Makan-Makan dan Jalan-Jalan Ala DPRD Lampung Selatan: Ketika Uang Rakyat Disulap Jadi Rutinitas Boros!

Lampung Selatan – Apa jadinya kalau lembaga wakil rakyat lebih sibuk mengurus konsumsi dan perjalanan dinas ketimbang memperjuangkan nasib rakyat? Jawabannya ada di Kabupaten Lampung Selatan. Tahun 2025 belum dimulai, tapi gelagat penghabisan anggaran sudah tercium dari jauh  dan baunya sangat menyengat.

Bayangkan, Rp 890 juta hanya untuk makan dan minum jamuan tamu. Satu pos kegiatan, satu rekening anggaran, tanpa rincian tamu, tanpa transparansi jumlah pertemuan, dan tentu saja  tanpa logika efisiensi.

“Kalau ini bukan pemborosan, lalu definisi boros menurut DPRD Lampung Selatan itu apa?” sindir Nova Handra, Ketua LSM L@pakk Lampung.

Tapi cerita tak berakhir di meja makan. Justru semakin ‘lezat’ ketika bicara perjalanan dinas. Inilah tiga menu utama yang disajikan di meja anggaran:

Pembuatan Perda dan Peraturan DPRD: Rp 491.470.000

Peningkatan Kapasitas DPRD: Rp 1.176.000.000

Fasilitas Tugas DPRD: Rp 18.716.895.000

Total? Lebih dari Rp 20 miliar untuk berpindah-pindah tempat yang entah apa dampaknya untuk rakyat. Sementara di luar gedung dewan, banyak jalan berlubang, warga tak punya air bersih, dan UMKM berteriak tak kunjung dapat sentuhan program.

“Semua kegiatan ini dilakukan secara swakelola. Mereka atur sendiri, jalan sendiri, audit sendiri, SPJ sendiri. Ini bukan pengelolaan, ini semacam kerajaan kecil yang nyaman dengan uang rakyat,” kata Nova.
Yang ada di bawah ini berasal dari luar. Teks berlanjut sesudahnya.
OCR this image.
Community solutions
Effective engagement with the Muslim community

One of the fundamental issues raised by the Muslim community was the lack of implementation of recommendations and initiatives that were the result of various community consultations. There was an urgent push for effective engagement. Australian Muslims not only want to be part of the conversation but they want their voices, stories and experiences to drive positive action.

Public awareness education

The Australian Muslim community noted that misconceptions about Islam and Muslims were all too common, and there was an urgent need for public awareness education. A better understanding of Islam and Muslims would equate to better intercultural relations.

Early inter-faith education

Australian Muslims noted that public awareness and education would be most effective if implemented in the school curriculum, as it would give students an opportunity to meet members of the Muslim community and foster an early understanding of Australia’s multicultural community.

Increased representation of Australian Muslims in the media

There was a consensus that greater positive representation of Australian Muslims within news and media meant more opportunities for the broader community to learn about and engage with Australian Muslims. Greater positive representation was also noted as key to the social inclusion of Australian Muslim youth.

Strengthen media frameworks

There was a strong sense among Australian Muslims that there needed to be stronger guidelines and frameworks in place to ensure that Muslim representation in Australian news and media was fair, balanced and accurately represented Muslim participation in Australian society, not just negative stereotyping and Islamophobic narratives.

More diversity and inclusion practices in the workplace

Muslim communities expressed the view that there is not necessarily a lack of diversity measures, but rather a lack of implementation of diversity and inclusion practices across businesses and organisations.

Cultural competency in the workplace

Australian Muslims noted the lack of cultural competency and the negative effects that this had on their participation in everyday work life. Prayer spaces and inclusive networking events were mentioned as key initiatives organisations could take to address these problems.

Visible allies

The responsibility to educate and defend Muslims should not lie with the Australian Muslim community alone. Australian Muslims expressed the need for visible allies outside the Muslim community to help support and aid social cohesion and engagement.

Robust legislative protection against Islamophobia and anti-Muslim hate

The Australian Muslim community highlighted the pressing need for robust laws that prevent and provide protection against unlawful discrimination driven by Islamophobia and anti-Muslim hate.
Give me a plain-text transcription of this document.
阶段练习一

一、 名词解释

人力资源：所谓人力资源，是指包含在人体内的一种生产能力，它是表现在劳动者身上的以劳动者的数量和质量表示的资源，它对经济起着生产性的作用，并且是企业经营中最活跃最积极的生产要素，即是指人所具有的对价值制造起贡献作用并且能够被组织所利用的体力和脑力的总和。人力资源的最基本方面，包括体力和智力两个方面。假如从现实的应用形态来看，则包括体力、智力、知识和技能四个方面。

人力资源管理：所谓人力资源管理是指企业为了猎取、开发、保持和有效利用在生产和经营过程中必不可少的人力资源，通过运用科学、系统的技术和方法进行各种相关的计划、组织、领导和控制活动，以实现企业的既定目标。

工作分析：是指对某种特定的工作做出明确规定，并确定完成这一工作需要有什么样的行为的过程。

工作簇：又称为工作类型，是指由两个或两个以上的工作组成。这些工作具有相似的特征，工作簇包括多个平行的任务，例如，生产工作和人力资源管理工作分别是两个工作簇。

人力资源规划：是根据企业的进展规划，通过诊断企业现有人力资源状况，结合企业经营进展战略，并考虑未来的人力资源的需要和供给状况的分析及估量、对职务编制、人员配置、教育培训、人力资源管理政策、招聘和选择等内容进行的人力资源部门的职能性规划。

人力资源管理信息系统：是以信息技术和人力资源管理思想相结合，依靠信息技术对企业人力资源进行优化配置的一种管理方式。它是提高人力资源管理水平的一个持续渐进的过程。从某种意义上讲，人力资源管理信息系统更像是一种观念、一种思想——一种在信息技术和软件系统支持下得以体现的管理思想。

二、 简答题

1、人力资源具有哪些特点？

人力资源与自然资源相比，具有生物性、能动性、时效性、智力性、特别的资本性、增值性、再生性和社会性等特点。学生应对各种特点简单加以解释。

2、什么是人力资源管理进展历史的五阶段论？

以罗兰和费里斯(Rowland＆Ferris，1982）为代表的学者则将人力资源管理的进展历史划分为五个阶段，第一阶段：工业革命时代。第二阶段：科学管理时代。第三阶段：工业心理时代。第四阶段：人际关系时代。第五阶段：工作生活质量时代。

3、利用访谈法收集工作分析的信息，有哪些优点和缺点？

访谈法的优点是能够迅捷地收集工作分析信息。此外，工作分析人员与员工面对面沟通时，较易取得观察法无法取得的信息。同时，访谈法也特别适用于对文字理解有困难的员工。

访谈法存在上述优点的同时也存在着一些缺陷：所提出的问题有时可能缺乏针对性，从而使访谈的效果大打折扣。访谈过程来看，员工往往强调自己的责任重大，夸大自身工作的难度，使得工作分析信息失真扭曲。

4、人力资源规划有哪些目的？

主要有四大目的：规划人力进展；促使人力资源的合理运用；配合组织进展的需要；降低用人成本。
Lebih ironis lagi, pemeliharaan kendaraan dinas juga ikut-ikutan dikelola sendiri. Tak ada penyedia resmi, tak ada mekanisme lelang terbuka. Yang ada hanya laporan tertulis, kuitansi, dan keyakinan bahwa publik tidak akan bertanya. Tapi sayangnya, zaman sudah berubah  rakyat sekarang bukan penonton, melainkan pengawas yang tak bisa dibohongi dengan tabel dan tanda tangan.

“Anggaran seperti ini ibarat lubang hitam fiskal. Uangnya masuk, tapi entah ke mana dampaknya. Mereka rajin rapat dan studi banding, tapi produk kebijakannya nihil,” lanjut Nova.

LSM L@pakk bahkan secara terbuka meminta Bupati Lampung Selatan mengevaluasi total kinerja Plt Sekretaris DPRD. “Kita tidak butuh pelaksana tugas yang sekadar menghabiskan anggaran tanpa orientasi pembangunan. Yang kita butuh: birokrat yang takut pada rakyat, bukan hanya takut pada atasan.”

Secara teori, anggaran publik seharusnya menjawab kebutuhan publik. Tapi di Lampung Selatan, anggaran justru dijadikan alat pelengkap rutinitas birokrasi yang kosong visi. Mereka kenyang makan di ruang rapat, sementara rakyat hanya kenyang janji dari spanduk program.

Hingga tulisan ini dimuat, tidak ada tanggapan dari pihak Sekretariat DPRD Lampung Selatan. Tapi itu bukan hal mengejutkan. Karena biasanya yang gemar bersuara hanya ketika menjawab pujian, bukan ketika ditanya soal uang rakyat.